Histoires d'Amérique (Histoires d’Amérique: Food, Family and Philosophy). 1989. Belgium/France. Written and directed by Chantal Akerman. With George Bartenieff, Judith Malina, Eszter Balint. Restored by the Royal Film Archive of Belgium — CINEMATEK and Fondation Chantal Akerman; DCP courtesy Janus Films. 96 min.
With great humor and pathos, Chantal Akerman transforms the Jewish-American immigrant experience as seen through the Yiddish stories of Isaac Bashevis Singer into a richly embroidered series of Talmudic parables, dialogues, and Borscht Belt jokes centering on the existence of God in a post-Holocaust world; piety and doubt; ritual, law, and transgression; tradition and assimilation; and the age-old conflicts between parents and children and husbands and wives.

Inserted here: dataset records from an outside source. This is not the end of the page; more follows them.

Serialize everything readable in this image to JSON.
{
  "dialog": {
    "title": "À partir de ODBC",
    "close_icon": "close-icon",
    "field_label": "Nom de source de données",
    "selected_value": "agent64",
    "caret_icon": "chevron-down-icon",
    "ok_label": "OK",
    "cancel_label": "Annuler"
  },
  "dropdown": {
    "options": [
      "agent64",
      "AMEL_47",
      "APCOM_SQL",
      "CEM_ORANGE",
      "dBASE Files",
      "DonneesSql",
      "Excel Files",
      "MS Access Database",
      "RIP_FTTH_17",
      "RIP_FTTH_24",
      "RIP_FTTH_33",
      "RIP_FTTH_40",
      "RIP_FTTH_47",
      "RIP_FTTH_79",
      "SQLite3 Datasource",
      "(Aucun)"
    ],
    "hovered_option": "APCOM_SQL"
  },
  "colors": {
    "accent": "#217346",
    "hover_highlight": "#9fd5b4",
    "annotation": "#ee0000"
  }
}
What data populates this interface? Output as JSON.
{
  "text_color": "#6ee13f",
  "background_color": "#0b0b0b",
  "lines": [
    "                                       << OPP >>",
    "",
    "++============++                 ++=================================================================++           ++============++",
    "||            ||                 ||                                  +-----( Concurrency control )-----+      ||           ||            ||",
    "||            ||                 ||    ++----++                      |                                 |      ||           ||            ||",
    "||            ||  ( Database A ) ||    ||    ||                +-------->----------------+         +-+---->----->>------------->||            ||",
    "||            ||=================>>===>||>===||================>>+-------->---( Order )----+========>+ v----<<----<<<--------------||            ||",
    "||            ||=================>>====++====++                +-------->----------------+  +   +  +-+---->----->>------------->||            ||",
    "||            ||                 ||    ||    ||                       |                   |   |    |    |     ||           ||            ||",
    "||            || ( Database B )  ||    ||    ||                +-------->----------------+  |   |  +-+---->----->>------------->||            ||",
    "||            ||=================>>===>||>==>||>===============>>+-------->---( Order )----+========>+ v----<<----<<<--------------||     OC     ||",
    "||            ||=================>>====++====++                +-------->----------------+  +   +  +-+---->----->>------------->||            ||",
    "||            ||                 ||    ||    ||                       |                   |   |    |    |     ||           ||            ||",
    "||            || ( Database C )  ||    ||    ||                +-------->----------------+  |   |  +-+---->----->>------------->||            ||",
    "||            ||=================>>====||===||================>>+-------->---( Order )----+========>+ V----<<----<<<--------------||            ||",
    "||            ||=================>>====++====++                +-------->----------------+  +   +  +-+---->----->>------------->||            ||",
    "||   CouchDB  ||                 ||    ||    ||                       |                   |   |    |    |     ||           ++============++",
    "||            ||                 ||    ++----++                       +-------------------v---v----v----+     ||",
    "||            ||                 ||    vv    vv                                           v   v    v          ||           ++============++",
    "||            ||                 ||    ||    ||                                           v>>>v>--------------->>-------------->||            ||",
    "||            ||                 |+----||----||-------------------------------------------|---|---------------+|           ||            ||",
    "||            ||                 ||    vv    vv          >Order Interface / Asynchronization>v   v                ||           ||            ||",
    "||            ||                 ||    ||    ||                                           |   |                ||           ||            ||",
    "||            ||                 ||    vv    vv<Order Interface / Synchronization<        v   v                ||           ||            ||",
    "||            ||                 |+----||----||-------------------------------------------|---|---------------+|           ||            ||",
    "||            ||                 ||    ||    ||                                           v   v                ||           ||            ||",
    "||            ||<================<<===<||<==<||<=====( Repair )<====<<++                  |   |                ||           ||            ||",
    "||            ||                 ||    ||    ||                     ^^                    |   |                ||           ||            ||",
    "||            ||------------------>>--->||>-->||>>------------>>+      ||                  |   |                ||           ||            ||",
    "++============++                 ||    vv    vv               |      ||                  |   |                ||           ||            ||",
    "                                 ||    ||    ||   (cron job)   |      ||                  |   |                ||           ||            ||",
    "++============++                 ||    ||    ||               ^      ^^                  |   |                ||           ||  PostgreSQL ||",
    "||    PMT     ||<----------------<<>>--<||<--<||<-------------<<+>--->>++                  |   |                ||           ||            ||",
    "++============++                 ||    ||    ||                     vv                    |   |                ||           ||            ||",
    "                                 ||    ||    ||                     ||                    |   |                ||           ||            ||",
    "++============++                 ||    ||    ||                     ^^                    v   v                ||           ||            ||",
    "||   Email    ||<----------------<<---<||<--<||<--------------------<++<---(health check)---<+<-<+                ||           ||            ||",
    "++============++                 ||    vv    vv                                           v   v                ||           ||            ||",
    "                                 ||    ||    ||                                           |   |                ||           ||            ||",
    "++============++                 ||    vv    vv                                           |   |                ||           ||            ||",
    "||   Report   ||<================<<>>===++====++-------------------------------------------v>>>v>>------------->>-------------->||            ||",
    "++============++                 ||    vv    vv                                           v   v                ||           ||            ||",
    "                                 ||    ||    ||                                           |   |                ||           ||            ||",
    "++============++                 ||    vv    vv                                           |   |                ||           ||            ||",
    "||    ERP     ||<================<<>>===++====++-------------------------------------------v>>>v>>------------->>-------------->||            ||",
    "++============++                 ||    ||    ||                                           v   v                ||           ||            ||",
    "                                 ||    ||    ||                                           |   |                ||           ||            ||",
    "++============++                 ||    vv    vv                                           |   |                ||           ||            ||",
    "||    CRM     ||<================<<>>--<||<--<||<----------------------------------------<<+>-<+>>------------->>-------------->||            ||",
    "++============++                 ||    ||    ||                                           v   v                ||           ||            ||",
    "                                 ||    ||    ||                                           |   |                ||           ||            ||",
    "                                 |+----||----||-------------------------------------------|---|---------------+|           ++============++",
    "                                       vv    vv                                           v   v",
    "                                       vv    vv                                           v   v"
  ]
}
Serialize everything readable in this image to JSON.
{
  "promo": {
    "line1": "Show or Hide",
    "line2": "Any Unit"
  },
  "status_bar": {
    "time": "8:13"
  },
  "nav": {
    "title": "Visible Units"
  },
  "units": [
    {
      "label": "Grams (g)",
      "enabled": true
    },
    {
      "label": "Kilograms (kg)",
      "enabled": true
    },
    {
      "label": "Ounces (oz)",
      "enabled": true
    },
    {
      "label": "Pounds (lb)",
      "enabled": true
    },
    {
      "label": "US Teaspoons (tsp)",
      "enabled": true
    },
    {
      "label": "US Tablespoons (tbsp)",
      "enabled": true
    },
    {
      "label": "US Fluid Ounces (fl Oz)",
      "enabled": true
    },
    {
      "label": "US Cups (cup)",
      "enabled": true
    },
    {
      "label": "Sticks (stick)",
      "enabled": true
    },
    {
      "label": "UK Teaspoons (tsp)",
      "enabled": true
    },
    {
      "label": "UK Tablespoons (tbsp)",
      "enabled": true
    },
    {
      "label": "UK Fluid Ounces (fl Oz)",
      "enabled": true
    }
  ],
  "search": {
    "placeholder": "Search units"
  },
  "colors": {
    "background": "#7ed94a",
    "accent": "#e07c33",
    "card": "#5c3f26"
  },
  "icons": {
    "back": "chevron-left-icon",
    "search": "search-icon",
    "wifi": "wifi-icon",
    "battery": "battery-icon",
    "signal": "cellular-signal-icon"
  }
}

Bridging the old, vanished world of shtetl life, pogroms, ghettos, and death camps with the (failed) promise of the new world, Akerman’s quintessentially New York film, shot along the East River waterfront, seeks to redress a longing of her own: “My own story,” she observes, “is full of blanks, full of missing links, and I do not even have a child.” Recalling the experience of approaching Singer with the idea of this film, Akerman observed, “Singer writes in Yiddish; he’s one of the last Yiddish authors. He himself says: ‘It’s both a tragedy and a responsibility.’” Yiddish, she continues, “is a language which was Freudian before Freud and which, in its primitive way, tells us a lot about our subconscious and about two thousand years of exile. A language with a sense of humor, so to speak, and some of whose words have slipped into the American language. And what do these émigrés, religious or renegades, revolutionaries or lovers, do when they meet in a delicatessen? They tell each other stories of religious émigrés, renegade émigrés, revolutionary émigrés, émigrés madly in love, or émigrés who survived the camps. So it is these people with their stories and places that I would like to find and film; the stories, characters and places that inspire Isaac Bashevis Singer.”
As a prelude to the screening on Friday, September 12, the cellist Sonia Wieder-Atherton, Akerman’s longtime collaborator, performs a selection of secular and religious Jewish music.